Even before military service took him to warzones, Ryan was always a thrill seeker. But in his post-military life, he took it to an extreme level.
“It takes a certain kind of daring to do base jumping,” he says. “I was terrified before my first big jump. I was 2,800 feet up on that mountain wondering how the hell I got myself into this.”
But somehow, Ryan found the resolve to make the leap, and he discovered a kind of flow state that many adrenaline junkies describe in the middle of extreme feats. The breathing slows. The focus narrows. You think of nothing else except the moment. When he’s in mid-flight, the terrain rushing below him at 140 miles per hour, Ryan no longer thinks of how irritable he is. There’s no hostility. No anger. Just the flow of air over his wingsuit and the thrill of the ride.
Ryan pursues extreme feats and pushes his physiology to the limits to gather data on how the human body recovers from stress and adrenaline.
“You can find all the research you want on the internet from PhDs and experts all you want, but there’s nothing that grabs your attention about that kind of thing. I want to do some thing epic and gnarly and make people turn their head, make people pay attention. And if I don’t do it myself, why should anyone believe me when I tell them that the causes, I’m working on are important?”
With his eyes set on the absurdly ambitious 7X Human Performance Project, Ryan will join four other former operators to achieve the seven-continent journey, pushing their bodies to climates from scorching hot to freezing cold, and dealing with the extreme differences in altitude and barometric pressure. The entire mission is in pursuit of data that they’ll immediately share with the medical world to better understand how physiology can affect brain health.

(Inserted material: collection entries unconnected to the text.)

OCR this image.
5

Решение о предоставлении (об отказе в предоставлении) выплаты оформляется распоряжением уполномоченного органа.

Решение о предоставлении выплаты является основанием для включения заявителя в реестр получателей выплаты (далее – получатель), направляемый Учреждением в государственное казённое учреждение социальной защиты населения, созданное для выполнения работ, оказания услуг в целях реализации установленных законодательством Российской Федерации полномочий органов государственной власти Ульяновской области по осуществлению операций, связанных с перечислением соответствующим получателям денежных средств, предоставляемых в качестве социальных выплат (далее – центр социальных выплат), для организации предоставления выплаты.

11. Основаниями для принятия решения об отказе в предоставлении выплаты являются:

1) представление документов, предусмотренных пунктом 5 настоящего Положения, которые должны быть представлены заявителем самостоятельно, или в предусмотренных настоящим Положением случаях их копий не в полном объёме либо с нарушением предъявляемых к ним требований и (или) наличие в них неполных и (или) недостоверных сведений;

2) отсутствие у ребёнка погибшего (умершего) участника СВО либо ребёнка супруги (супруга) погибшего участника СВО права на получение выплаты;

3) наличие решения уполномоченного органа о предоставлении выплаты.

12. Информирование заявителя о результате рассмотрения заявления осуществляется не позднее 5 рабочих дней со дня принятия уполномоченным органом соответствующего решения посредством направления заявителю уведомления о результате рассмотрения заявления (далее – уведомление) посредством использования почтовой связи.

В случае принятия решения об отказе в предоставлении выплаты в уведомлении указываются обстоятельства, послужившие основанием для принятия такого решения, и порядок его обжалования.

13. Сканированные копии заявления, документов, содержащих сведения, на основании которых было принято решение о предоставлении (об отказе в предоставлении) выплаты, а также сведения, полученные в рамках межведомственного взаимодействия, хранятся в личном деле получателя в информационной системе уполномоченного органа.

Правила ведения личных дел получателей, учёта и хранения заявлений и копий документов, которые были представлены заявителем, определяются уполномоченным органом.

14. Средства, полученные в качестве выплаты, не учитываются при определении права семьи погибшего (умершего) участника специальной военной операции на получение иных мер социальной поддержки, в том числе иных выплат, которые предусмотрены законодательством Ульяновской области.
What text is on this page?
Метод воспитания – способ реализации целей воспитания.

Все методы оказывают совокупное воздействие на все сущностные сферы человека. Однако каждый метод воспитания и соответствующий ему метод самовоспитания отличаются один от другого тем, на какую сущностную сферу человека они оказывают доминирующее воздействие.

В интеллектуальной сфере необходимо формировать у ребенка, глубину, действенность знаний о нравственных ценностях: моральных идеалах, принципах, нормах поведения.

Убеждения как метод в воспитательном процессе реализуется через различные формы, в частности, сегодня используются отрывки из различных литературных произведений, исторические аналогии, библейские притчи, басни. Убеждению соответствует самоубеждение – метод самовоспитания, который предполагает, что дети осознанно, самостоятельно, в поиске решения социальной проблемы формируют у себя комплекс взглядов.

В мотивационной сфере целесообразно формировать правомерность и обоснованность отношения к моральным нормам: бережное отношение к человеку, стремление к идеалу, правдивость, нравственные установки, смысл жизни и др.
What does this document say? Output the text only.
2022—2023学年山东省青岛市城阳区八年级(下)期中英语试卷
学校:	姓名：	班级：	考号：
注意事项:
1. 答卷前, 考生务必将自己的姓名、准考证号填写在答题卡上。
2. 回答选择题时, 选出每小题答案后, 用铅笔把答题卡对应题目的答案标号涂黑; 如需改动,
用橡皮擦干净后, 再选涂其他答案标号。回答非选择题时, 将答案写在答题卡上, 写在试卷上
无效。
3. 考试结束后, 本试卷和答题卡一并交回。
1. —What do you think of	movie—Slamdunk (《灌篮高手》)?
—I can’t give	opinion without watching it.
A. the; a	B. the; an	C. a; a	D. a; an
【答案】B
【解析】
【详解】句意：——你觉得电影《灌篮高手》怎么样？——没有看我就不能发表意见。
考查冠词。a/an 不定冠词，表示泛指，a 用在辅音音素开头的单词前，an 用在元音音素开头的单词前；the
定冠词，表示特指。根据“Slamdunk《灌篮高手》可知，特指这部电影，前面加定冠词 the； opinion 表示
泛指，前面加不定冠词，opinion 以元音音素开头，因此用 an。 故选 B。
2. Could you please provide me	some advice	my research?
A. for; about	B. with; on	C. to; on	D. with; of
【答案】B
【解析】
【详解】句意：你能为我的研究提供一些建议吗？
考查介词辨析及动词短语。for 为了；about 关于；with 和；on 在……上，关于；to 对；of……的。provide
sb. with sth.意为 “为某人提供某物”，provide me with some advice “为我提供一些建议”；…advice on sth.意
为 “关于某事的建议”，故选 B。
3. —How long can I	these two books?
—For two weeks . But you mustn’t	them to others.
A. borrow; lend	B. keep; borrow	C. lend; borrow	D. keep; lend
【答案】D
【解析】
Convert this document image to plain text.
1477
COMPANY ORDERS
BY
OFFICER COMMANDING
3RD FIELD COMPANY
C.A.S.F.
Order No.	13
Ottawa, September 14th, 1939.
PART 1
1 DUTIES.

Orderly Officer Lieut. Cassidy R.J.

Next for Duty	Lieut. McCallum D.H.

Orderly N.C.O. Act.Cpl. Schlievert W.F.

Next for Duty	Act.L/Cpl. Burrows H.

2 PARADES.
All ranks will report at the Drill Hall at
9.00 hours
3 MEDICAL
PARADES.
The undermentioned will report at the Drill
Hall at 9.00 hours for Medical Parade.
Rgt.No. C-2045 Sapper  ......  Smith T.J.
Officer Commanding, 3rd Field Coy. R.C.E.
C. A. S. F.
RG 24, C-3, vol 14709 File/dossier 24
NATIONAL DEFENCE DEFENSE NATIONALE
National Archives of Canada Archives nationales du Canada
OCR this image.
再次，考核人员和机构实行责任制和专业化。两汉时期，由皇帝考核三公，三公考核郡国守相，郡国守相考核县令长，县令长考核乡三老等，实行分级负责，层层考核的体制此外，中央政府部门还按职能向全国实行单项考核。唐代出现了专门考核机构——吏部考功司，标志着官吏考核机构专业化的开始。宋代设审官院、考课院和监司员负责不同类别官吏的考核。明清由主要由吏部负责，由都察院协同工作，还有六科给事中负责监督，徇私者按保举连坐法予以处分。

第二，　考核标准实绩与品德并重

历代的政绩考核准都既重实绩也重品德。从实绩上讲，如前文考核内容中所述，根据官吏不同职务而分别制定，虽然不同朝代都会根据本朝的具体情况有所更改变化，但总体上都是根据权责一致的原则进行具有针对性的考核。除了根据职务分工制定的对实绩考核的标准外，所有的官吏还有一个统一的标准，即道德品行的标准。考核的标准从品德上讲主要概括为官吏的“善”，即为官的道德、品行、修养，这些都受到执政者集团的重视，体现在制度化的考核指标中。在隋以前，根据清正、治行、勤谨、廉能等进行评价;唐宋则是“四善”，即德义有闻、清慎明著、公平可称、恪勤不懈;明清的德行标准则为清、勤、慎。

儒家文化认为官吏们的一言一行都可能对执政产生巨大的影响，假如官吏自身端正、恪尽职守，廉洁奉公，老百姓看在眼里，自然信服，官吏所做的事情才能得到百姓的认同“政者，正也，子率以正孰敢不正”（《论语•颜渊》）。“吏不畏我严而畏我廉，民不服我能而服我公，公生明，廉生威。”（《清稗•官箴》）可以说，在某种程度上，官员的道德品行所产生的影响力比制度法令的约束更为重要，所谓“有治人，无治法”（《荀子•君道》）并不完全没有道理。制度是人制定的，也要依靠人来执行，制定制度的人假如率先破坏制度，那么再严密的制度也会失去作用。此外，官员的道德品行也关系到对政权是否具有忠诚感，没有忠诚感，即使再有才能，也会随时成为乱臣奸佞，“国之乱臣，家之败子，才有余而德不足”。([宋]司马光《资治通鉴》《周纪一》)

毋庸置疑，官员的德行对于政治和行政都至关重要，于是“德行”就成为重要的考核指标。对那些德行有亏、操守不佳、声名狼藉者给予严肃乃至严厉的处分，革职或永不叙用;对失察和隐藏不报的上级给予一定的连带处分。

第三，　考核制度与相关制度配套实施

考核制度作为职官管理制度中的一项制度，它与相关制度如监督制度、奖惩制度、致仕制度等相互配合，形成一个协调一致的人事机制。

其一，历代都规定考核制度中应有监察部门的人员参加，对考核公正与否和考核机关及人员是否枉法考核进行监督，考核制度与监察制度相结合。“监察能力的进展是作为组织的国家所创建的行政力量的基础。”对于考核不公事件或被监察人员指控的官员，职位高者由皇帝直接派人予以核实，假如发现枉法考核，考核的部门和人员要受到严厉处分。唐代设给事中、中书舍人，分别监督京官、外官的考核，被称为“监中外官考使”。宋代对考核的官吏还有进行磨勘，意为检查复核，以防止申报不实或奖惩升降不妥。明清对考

Each man training to complete the 7X mission received gut microbiome tests, stress tests, sleep tests, and advanced panels that cover everything from cardiovascular health to everything in between.
"This level of comprehensive testing helps paint a picture of overall health, nutrient deficiencies, and readiness for training for such an intense event,” said Thomas Pazdernik, Executive Director Sports Performance at Thorne. “By examining factors like sleep, stress response, and inflammation, we can determine what impacts health and performance for a mission of this caliber, and then we can supply the participants with the supplements they need in order to succeed.”
“Thorne was the first to get on board with this crazy plan.” – Ryan “Birdman” Parrott
Ryan believes that extreme adventure can unlock a happier, healthier brain. And he plans to prove it.
“When you look at the number of suicides in the veteran and first responder community, it’s absolutely astronomical,” he points out. “We’re damn good at breaking guys, and we’re good at teaching them how to eat like shit, perform on little to no sleep, and then after 20 years, we wonder why these people are falling apart.”
To lead a healthy life, Ryan believes, one doesn’t have to pursue extreme sports or push yourself to the limit. You just need a strong foundation. You need to pay attention to what you’re putting in your body, how much sleep you’re getting, and how you’re caring for yourself. That is crucial to addressing one’s psychological needs, especially if they’re someone who’s been exposed to trauma in the military or first responder worlds.
“If all we achieve by doing this crazy mission is catch the attention of one single person and convince them to pursue a healthier lifestyle, I’m ok with that,” he says. “Because this is supposed to be a force multiplier. Maybe that person will tell someone else, and then they’ll tell someone else.”
“It’s supposed to be a force multiplier.”